「厳寒の冬」続いたアルトコイン市場、2019年のBTCドミナンスは17%上昇

仮想通貨市場における時価総額のうち、ビットコインの割合がどれくらいを占めているかを示すドミナンス(市場占有率)は年間通して上昇し、記事執筆時点で69%付近に位置している。
ビットコインのドミナンスは、2017年ごろからアルトコイン価格が急騰したことで急低下し、仮想通貨市場全体がバブルとして過熱した2017年末にはドミナンス35%前後まで低下した。
その後、バブルが弾けて多くの銘柄が大暴落。米証券取引委員会(SEC)による、多数のICOに係る違法判断及び規制強化による逆風に加え、巨額の資金調達を行なった仮想通貨プロジェクトの中に詐欺まがいのものが多くあったことが周知されると、アルト市場から資金が流出。
仮想通貨市場全体に先行き不透明感が強まる中、基軸通貨であり、相対的に好調に推移するビットコインに一極集中する「アルトドレイン現象」などで一層の冷え込みを見せた。
これに並行してビットコインのドミナンスは、2018年初頭から多少の変動はありながらも継続して上昇する形となり、一時70%を超えるまでに達している。これは2017年6月以来の水準であり、およそ18ヶ月ぶりの事態だ。

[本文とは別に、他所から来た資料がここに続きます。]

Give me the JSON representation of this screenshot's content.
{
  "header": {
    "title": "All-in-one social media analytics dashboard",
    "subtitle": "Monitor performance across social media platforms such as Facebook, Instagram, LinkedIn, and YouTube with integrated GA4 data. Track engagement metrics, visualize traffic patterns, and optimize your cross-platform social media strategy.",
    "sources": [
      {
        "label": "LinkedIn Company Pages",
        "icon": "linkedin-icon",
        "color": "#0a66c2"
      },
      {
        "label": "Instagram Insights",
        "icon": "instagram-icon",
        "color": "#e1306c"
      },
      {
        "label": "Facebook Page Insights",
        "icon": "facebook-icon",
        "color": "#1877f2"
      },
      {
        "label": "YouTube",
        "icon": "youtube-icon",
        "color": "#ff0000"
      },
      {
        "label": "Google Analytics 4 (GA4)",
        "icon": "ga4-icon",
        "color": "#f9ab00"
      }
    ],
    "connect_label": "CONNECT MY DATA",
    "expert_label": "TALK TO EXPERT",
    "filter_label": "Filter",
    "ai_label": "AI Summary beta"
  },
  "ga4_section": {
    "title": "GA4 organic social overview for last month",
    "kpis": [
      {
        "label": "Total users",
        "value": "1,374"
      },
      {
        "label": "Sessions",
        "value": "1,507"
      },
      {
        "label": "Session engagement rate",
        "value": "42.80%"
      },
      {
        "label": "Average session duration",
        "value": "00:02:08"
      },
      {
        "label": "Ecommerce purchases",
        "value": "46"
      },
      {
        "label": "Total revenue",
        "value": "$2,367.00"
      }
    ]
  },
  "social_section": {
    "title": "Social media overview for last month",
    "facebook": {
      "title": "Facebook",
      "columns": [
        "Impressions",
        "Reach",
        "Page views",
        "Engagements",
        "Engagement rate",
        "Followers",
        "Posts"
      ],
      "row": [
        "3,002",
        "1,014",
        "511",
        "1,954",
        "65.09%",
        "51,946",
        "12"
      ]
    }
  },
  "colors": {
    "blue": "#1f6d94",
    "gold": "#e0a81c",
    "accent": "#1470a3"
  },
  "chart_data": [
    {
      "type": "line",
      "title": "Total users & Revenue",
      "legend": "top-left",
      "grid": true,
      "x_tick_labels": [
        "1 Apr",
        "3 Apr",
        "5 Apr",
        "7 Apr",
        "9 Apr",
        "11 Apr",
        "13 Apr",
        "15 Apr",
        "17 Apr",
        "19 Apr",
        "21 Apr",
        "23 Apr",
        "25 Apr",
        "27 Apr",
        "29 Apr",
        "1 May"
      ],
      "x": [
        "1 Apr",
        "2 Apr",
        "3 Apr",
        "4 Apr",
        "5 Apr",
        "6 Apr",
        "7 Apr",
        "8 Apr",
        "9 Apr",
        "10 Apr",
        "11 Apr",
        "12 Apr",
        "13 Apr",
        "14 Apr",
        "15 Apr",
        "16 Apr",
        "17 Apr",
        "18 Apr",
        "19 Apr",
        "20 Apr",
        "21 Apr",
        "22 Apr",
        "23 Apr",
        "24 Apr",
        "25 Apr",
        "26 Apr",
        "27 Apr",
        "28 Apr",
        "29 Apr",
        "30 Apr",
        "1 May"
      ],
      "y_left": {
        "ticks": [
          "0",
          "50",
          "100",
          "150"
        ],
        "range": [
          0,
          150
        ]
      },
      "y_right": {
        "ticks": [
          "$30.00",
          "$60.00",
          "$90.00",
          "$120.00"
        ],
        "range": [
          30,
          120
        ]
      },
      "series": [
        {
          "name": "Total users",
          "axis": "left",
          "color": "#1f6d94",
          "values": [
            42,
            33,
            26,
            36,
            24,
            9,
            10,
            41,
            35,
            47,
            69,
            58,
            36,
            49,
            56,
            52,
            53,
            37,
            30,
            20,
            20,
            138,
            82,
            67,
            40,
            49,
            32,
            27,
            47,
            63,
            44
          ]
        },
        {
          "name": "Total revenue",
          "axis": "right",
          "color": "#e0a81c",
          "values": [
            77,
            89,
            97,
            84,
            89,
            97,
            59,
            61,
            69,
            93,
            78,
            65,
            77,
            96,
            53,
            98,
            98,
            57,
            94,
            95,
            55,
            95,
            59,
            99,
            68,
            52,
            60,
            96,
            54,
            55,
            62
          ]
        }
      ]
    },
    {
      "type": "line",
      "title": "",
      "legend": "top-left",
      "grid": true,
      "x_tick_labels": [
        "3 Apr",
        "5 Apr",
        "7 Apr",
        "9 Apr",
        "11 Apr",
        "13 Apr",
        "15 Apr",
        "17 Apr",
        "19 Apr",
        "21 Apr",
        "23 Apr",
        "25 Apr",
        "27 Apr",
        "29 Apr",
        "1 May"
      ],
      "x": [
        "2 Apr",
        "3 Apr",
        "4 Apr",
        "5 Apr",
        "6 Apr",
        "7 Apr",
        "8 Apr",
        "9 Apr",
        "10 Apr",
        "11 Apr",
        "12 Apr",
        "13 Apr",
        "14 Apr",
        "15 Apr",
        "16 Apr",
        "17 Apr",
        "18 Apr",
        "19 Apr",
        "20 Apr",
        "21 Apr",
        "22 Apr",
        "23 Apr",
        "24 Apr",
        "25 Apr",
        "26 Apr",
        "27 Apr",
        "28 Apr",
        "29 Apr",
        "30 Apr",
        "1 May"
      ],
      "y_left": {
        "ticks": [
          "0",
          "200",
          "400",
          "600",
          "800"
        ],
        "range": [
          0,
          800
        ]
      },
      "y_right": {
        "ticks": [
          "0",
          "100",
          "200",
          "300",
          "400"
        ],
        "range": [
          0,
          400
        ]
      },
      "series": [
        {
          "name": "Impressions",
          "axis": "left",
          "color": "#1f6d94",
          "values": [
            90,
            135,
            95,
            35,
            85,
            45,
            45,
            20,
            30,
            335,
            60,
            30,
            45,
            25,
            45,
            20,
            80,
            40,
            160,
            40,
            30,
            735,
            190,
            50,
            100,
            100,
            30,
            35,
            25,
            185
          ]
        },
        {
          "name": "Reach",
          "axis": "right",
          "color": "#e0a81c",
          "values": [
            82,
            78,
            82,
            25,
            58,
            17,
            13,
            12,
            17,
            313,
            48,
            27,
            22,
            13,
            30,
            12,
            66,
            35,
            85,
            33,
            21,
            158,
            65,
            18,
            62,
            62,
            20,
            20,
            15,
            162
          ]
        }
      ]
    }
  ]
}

先述した通り、詐欺被害が多発したことで、世界各国でICOに対する取り締まりが厳しくなったことも、アルトコイン市場の冷え込みを加速させる一因となっている。
米SEC(証券取引委員会)は10月に、仮想通貨EOSの発行企業「Block.one」に対して、未登録のICOを行なっていたとして総額2,400万ドルの罰金を課したことを公表している。
同じくICOを行った人気メッセンジャーアプリ「テレグラム」の仮想通貨「Gram」に関しては、有価証券に当たるか否かを巡ってSECと運営側が対立し、裁判は2020年2月まで持ち越された。
また、ドミナンスを計算する際に通貨の流動性を考慮すると、ビットコインのドミナンスは実質的に90%に達しているとの指摘もある。